Hernandez accepted the job in court despite Quiles’ “strange behavior” because the job presented a good opportunity, the lawsuit said. She was hired as a data collector in December 2017, and her main job is processing parking tickets, she said in her complaint.

Quiles admitted to helping Hernandez get the court job. He said he wanted to help her and advised her to learn English. “I said to her, ‘Learn English and I’ll get you on board,'” he recalls.

Hernandez said in her lawsuit that when Quiles made his first advances to her, she told him she had a boyfriend and pointed out that Quiles was married to a family. She said Quiles didn’t take no for an answer and picked her up at his office. This incident, she claimed, caused her so much stress that she took a six-month leave of absence.

Finally, Hernandez said in her complaint, she participated in an investigation into Quiles that led to his termination.

Del Rosario, meanwhile, said in her lawsuit that Quiles invited her to dinner shortly after she began working at the city court in 2018. She said she declined and told her manager she was married.

“Qules didn’t stop, however,” Del Rosario said in her lawsuit. “He frequently – and inappropriately – commented on the plaintiff’s appearance and demanded proof that she was married when she attempted to take bereavement leave when her father-in-law died.

“Sayuris complained to a supervisor about Quiles, but was told, ‘He’s just like that,’ and he’d made sexual advances towards other female court officials,” the lawsuit continued. “As a result, no one in court stopped Quiles, and the plaintiff was forced to endure his behavior — and an intolerable work environment — for years.”

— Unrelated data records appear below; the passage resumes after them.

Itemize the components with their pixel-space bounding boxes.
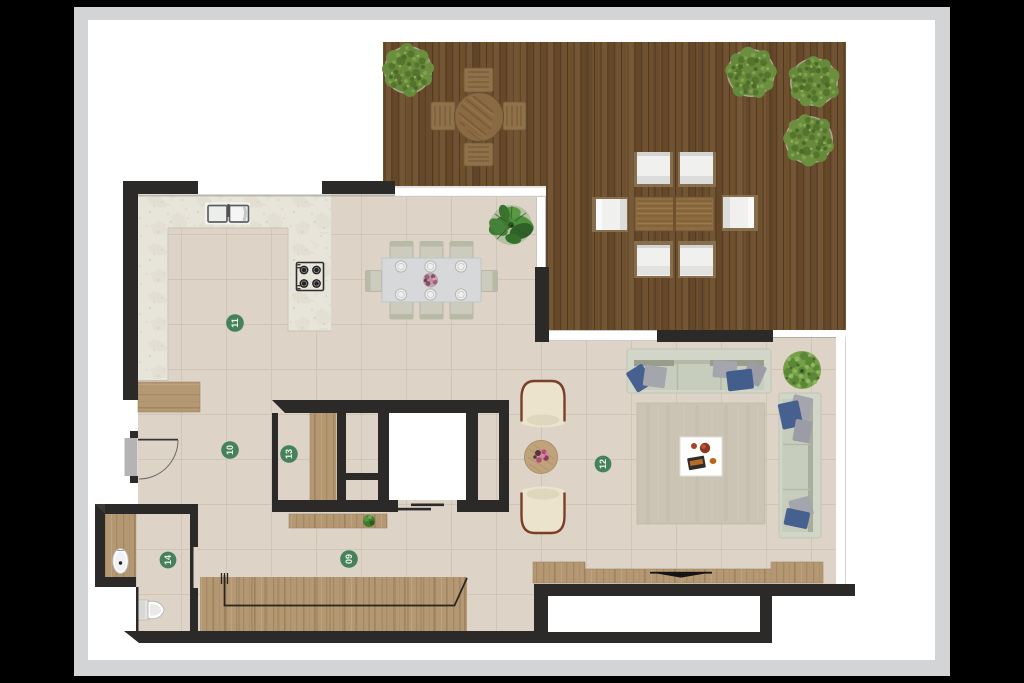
svg-text:13: 13 [284,449,294,459]
svg-text:14: 14 [163,555,173,565]
svg-text:12: 12 [598,459,608,469]
svg-text:10: 10 [225,445,235,455]
svg-text:11: 11 [230,318,240,328]
svg-text:09: 09 [344,554,354,564]
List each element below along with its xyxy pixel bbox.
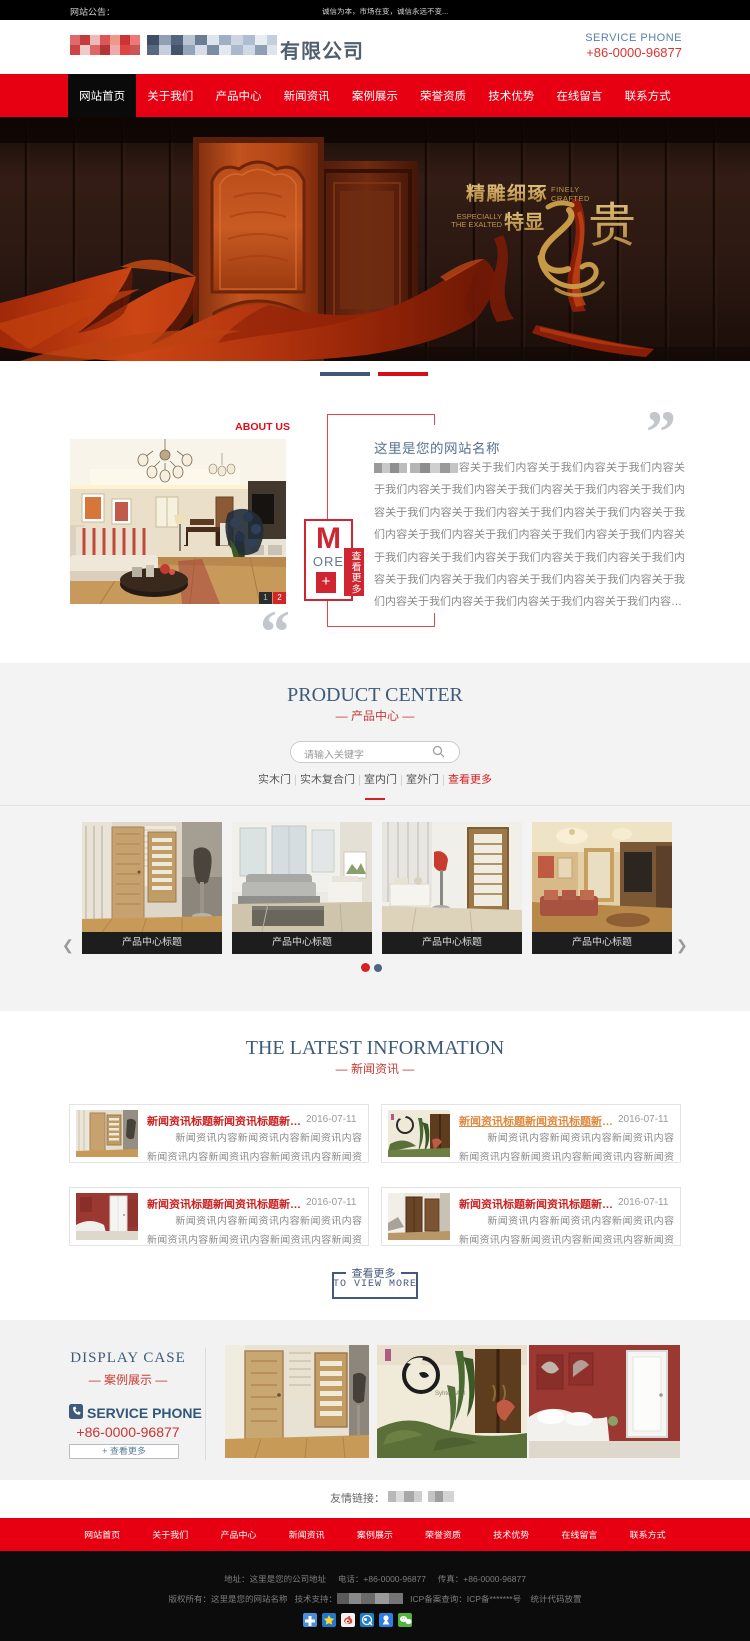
svg-text:贵: 贵 — [588, 186, 636, 256]
svg-text:精雕细琢: 精雕细琢 — [466, 179, 548, 206]
svg-text:特显: 特显 — [504, 206, 544, 235]
svg-text:THE EXALTED: THE EXALTED — [451, 220, 502, 229]
svg-text:FINELY: FINELY — [551, 185, 580, 194]
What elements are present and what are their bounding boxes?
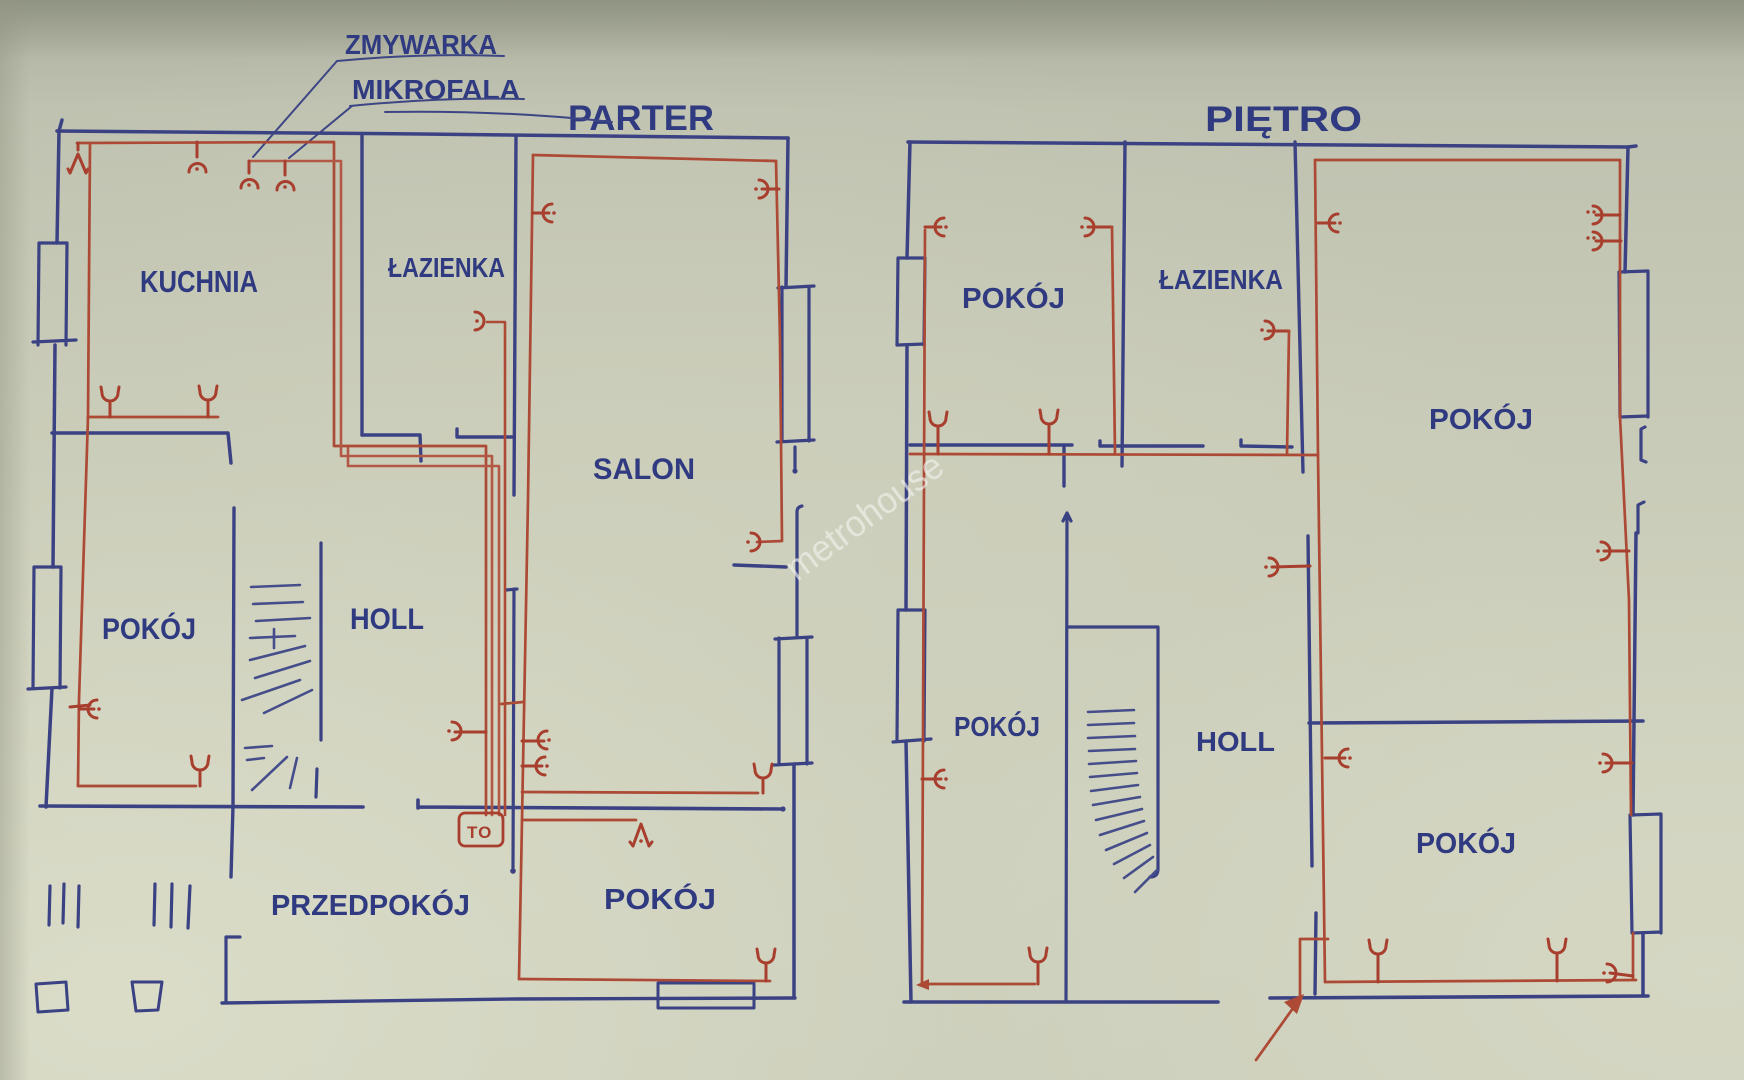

Del Rosario said the issue reached “despicable” new depths early last January when Quiles allegedly tried to give her a New Year’s kiss behind closed doors in his office. She said she turned her head and he kissed her on the cheek. In the lawsuit, Quiles told Del Rosario that he had dreams and fantasies about her.

Quiles said Tuesday that when he kissed Del Rosario, he simply wished his employee a Happy New Year.

“I kissed her on the cheek,” he said. “There was nothing sexual about it.”

Joe Malinconico is Editor of Paterson Press.